The Echo Chamber at Home
What a child reads in school is only one part of the story. At home, media fills in the blanks:
Palestinian kids often see funerals on TV before they see cartoons. State-run channels show children reading poems about Jerusalem with clenched fists and teary eyes.
Israeli kids grow up with “Red Alert” apps that signal incoming rockets. They hear politicians on prime-time declaring, “There is no partner for peace.”
These are not just stories. They’re identities being forged in real-time.
Can We End the Hatred?
There are glimmers of hope — small, luminous, and constantly under threat.

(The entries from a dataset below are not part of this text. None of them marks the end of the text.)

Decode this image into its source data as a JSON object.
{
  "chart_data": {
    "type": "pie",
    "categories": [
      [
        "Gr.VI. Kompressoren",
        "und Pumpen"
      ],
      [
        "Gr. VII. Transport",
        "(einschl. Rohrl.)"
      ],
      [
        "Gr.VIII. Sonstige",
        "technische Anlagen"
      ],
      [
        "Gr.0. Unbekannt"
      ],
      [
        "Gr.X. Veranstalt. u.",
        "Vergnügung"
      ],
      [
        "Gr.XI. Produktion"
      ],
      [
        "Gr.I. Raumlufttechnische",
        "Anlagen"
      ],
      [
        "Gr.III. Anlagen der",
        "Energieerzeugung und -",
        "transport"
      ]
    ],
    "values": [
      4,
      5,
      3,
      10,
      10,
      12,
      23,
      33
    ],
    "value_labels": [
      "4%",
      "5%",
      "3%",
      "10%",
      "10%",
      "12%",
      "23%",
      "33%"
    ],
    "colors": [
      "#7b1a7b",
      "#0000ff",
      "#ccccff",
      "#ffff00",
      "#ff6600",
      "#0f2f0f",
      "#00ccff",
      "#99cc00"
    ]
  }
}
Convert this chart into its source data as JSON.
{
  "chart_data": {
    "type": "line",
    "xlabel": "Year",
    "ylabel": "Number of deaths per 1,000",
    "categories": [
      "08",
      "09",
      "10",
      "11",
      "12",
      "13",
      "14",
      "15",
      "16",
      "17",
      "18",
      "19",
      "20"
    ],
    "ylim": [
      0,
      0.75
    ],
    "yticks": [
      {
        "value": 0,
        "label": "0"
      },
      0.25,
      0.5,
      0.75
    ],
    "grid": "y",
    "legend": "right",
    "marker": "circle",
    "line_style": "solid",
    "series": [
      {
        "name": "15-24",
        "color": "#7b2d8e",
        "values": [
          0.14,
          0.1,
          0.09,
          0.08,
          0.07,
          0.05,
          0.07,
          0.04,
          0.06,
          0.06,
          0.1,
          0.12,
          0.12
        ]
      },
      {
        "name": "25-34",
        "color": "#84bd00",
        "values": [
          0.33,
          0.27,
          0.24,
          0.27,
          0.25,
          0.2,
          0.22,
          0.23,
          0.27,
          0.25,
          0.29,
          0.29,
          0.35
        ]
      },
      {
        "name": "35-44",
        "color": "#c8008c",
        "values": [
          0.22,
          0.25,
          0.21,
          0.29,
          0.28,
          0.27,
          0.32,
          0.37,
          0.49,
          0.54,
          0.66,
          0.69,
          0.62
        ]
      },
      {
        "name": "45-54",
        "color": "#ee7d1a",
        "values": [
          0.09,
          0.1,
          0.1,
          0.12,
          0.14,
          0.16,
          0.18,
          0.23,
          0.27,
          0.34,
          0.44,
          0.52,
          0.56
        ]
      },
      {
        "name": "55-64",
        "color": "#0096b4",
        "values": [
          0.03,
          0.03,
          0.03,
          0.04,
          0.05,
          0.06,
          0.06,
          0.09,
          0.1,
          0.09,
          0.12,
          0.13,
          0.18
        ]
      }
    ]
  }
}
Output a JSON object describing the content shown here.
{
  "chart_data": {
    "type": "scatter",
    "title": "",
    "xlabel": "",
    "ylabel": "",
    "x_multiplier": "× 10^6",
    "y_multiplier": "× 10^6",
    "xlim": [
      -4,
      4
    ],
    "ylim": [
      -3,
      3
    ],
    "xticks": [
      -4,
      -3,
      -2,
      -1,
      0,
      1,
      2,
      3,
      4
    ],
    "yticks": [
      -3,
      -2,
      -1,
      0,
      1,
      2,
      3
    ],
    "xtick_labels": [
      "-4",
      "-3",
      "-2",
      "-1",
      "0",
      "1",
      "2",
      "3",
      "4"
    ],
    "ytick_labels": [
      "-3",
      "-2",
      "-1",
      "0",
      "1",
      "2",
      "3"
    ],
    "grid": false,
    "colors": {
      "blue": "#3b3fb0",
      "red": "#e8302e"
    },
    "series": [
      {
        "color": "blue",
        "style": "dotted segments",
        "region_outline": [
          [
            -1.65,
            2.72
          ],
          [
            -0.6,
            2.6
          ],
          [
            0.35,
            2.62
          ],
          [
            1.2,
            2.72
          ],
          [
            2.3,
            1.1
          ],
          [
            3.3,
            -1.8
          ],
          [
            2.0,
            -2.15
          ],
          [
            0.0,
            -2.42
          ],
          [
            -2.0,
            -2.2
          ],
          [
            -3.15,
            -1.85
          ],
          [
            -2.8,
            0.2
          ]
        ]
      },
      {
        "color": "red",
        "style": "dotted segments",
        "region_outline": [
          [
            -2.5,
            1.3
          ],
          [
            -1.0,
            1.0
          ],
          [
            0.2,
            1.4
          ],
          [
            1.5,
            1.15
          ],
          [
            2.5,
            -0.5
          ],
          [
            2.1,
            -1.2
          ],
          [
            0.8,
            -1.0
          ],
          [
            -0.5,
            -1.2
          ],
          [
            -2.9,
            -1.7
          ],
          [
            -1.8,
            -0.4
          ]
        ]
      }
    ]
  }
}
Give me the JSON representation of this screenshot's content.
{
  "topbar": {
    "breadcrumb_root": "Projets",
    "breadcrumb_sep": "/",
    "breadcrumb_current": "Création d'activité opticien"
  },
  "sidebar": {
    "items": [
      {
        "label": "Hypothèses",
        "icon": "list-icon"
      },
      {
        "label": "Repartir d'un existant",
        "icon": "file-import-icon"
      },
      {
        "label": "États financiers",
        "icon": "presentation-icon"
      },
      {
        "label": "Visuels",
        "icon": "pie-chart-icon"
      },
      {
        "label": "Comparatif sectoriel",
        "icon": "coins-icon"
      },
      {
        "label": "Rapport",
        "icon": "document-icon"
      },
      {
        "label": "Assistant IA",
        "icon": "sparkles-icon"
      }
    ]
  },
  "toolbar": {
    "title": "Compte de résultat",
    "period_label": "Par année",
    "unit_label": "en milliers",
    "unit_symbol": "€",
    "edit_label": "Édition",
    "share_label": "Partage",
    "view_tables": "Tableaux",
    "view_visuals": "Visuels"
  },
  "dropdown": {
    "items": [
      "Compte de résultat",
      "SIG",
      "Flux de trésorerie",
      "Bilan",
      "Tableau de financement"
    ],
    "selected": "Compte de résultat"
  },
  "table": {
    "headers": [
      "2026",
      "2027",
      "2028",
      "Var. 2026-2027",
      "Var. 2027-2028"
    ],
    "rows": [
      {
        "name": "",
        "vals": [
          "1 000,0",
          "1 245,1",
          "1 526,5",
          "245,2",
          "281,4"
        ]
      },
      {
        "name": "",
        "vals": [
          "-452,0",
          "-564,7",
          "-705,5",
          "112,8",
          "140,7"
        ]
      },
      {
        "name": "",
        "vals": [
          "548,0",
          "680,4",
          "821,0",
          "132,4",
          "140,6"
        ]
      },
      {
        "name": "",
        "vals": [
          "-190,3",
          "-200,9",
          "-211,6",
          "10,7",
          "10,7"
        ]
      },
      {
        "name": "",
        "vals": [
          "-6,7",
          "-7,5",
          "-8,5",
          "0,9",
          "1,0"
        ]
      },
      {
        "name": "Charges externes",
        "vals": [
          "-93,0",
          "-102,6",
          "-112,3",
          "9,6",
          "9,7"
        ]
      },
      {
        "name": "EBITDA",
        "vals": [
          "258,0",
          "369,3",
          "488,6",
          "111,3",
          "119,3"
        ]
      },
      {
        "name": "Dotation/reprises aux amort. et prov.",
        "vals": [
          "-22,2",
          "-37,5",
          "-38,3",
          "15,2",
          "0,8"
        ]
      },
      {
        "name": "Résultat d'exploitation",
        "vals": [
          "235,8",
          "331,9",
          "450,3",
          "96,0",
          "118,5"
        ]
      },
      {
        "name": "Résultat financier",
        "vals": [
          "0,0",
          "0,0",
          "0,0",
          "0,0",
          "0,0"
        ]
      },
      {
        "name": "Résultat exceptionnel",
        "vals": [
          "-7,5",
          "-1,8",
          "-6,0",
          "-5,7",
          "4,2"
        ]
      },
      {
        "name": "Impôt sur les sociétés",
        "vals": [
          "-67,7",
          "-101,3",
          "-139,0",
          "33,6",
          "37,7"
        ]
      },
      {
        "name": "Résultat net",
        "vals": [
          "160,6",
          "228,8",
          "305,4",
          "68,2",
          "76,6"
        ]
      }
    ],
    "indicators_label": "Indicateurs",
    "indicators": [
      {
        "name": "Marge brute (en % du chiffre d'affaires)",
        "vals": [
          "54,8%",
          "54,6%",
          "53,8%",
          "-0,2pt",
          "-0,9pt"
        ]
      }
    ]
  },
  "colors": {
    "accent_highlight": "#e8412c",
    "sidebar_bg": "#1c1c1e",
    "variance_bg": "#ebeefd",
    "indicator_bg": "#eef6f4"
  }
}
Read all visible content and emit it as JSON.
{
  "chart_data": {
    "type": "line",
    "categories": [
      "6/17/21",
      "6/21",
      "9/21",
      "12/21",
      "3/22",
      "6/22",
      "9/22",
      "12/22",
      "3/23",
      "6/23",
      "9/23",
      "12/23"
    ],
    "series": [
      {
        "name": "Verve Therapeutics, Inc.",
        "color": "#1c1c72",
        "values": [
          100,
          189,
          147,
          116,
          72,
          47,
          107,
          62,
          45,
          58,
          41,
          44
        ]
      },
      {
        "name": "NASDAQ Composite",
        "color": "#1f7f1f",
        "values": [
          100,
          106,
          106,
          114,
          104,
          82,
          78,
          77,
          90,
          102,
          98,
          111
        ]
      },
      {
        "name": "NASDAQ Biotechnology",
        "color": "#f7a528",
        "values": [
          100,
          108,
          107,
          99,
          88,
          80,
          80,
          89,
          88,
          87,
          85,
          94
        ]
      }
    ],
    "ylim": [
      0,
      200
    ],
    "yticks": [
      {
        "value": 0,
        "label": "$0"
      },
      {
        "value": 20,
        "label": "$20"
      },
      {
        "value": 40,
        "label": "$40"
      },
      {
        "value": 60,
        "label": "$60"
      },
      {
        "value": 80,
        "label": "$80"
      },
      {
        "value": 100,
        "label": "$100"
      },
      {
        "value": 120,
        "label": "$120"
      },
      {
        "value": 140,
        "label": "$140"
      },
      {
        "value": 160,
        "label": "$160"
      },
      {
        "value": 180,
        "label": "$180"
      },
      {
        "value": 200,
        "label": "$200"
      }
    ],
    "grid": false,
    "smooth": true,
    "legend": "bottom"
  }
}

In Jerusalem, an NGO called Hand in Hand runs bilingual schools where Arab and Jewish kids learn side by side, both Arabic and Hebrew, both Nakba and Holocaust. Their textbook says:
> “Your pain is real. So is mine. We both have a right to cry.”
In Bethlehem, some Christian Palestinians teach their kids this Quran verse:
> "Do not let the hatred of a people prevent you from being just. Be just: that is nearer to piety." — (Qur'an 5:8)
And in Tel Aviv, one Jewish father, whose son died in a West Bank ambush, co-founded the Parents Circle-Families Forum — bringing together bereaved Israeli and Palestinian families.
He says:
> “We raised our kids to fear each other. Now we sit in circles, we listen, and we weep together. That’s all we can do — for now.”
Final Thought
Children aren’t born hating. That’s someone else’s gift.
But if hate can be taught, so can history. So can humanity.
Maybe the first step isn’t peace treaties, but bedtime stories that don’t end in war.